Falguni Shane Peacock
- Company type: Private
- Industry: Fashion
- Founded: 2004
- Founder: Falguni Peacock Shane Peacock
- Headquarters: Mumbai and New York City
- Area served: Worldwide
- Website: falgunishanepeacock.com

= Falguni Shane Peacock =

Indian fashion house

'

Falguni Shane Peacock, also known by initials FSP, is an Indian fashion house established by the designer duo Falguni Peacock and Shane Peacock in 2004. The brand focuses on couture, wedding wear, and occasion wear and is based in Mumbai, India. In 2022, Falguni Shane Peacock was awarded the hall of fame award by the Fashion Design Council of India.

== History ==

=== 2004 ===
Falguni Shane Peacock was founded by the husband and wife designer duo, Falguni Peacock and Shane Peacock, in 2004. Shane entered the apparel export business after completing a fashion design course in Mumbai. While, Falguni, with a commercial arts degree in Mumbai, entered the fashion design field. In 2004, the duo launched their label, Falguni Shane Peacock, and started retailing in India.
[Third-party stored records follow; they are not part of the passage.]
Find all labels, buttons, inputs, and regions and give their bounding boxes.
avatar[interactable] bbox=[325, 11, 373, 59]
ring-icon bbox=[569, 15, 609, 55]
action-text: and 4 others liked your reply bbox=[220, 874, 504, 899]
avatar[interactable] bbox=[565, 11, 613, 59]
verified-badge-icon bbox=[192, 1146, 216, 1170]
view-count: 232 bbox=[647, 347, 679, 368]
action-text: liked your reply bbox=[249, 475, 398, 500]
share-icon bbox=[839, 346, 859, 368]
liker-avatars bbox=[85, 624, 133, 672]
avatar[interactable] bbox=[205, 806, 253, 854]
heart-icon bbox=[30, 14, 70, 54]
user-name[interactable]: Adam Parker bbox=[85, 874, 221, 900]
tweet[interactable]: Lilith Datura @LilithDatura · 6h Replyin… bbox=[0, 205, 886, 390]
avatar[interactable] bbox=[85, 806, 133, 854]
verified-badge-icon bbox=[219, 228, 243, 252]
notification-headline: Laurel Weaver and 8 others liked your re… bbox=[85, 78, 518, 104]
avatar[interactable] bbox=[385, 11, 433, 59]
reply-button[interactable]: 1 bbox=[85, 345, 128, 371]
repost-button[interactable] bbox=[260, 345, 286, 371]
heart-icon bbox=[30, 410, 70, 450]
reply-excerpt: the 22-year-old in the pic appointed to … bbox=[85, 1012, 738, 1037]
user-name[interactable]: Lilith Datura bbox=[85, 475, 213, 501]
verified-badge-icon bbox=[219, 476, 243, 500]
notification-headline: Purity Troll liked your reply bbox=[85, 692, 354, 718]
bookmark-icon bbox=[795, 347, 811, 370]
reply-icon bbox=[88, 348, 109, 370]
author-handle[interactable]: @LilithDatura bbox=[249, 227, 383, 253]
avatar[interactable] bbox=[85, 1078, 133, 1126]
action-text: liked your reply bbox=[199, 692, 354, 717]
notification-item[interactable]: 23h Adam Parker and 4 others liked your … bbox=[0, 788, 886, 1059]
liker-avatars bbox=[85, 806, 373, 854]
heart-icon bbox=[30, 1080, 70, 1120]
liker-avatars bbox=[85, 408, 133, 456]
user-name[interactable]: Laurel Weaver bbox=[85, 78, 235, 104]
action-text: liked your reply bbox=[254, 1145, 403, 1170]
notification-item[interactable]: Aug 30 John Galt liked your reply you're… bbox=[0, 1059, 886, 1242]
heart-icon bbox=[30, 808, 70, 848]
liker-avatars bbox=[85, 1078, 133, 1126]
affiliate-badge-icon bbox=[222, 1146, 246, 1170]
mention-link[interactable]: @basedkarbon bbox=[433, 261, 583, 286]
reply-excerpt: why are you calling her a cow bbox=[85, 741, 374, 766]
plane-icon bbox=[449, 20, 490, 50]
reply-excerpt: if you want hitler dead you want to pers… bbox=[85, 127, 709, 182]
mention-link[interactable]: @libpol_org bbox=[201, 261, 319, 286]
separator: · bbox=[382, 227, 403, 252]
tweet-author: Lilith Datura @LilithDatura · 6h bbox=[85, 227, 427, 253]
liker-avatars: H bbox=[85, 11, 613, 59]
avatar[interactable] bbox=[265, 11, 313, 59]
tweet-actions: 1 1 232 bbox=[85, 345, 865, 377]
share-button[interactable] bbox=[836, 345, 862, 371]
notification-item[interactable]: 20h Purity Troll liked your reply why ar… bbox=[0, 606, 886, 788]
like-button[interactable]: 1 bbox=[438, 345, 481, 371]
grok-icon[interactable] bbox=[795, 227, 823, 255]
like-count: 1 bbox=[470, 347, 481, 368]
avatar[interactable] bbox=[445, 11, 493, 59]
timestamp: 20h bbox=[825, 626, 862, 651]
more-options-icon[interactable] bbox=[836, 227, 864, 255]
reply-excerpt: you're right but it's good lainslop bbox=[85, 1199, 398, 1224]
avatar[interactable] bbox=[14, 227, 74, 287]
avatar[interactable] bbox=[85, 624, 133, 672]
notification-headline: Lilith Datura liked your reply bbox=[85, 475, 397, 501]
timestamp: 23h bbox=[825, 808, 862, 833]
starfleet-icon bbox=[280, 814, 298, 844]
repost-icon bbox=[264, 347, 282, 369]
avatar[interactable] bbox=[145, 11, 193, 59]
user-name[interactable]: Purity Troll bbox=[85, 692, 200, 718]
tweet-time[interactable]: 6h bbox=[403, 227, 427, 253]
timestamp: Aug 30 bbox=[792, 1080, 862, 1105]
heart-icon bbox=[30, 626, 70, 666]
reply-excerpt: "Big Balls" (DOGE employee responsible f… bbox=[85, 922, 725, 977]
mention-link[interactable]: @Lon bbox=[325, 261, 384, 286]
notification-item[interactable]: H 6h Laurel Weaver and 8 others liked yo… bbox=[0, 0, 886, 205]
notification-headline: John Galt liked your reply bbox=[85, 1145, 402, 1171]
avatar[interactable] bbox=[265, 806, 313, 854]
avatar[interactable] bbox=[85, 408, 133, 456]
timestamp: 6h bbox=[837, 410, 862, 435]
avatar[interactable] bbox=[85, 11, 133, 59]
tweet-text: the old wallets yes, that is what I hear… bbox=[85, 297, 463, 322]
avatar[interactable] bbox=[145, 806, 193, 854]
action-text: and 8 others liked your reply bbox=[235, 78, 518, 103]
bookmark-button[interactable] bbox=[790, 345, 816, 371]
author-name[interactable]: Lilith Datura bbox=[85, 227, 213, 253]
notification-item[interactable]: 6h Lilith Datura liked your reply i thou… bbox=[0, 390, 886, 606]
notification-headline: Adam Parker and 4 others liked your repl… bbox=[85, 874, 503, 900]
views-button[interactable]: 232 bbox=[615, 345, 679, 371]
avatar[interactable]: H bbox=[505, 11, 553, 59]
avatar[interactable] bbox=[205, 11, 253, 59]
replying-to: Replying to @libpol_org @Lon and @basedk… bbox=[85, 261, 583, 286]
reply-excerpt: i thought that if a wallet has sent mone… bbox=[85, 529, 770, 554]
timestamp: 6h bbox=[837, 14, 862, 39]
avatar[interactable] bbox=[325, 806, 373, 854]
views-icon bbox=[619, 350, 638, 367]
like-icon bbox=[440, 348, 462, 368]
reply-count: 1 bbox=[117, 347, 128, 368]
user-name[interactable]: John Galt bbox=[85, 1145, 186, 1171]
In 2004, their Pret Peacock store opened in Mumbai. The store catered to the customized design market. Later, it expanded to offer ready-made clothes for both men and women. They retailed their products through outlets such as Harrods in London and Villa Moda in Kuwait. In the same year, Falguni Shane Peacock showcased their first collection and made a debut in India at the Lakmé India Fashion Week.

=== 2005-2009 ===
The duo forayed into international fashion weeks, beginning with Miami Fashion Week and LA Fashion Week. They gained recognition for their resort line. In 2009, they debuted at London Fashion Week and continued to showcase their collections there for six consecutive seasons. After a couple of seasons in London, Harrods, the British retailer, signed them for a retail contract. Their big break, however, came when, after a private and celebrity-centric showing in Los Angeles, singer Fergie approached them to design her dress for the FIFA World Cup 2010.

=== 2010-2023 ===
In 2011, they made their debut at New York Fashion Week, later expanding their presence to various fashion events, including Miami and LA Fashion Week. They participated in ten seasons at New York Fashion Week. They have received recognition for their work, such as the Anokhi Prestige Awards in 2013 and the Bharat Samman Award in 2014. Additionally, they won the World Fashion Designer Award at the Miss World Beauty Pageant and the Vogue Power List Award in India. The duo has dressed several Hollywood celebrities for international events and music videos, including Beyonce, Jennifer Lopez, Katy Perry, and Rihanna. In 2022, Falguni Shane Peacock received the Shiromani Award at the NRI World Summit for their contributions to the Indian fashion industry and philanthropy through The Peacock Foundation.

== Popular cultures ==

=== Television series ===
In the sixth episode of "And Just Like That...", Sarah Jessica Parker, portraying Carrie Bradshaw, wore a lehenga from Falguni Shane Peacock's spring-summer 2020 collection.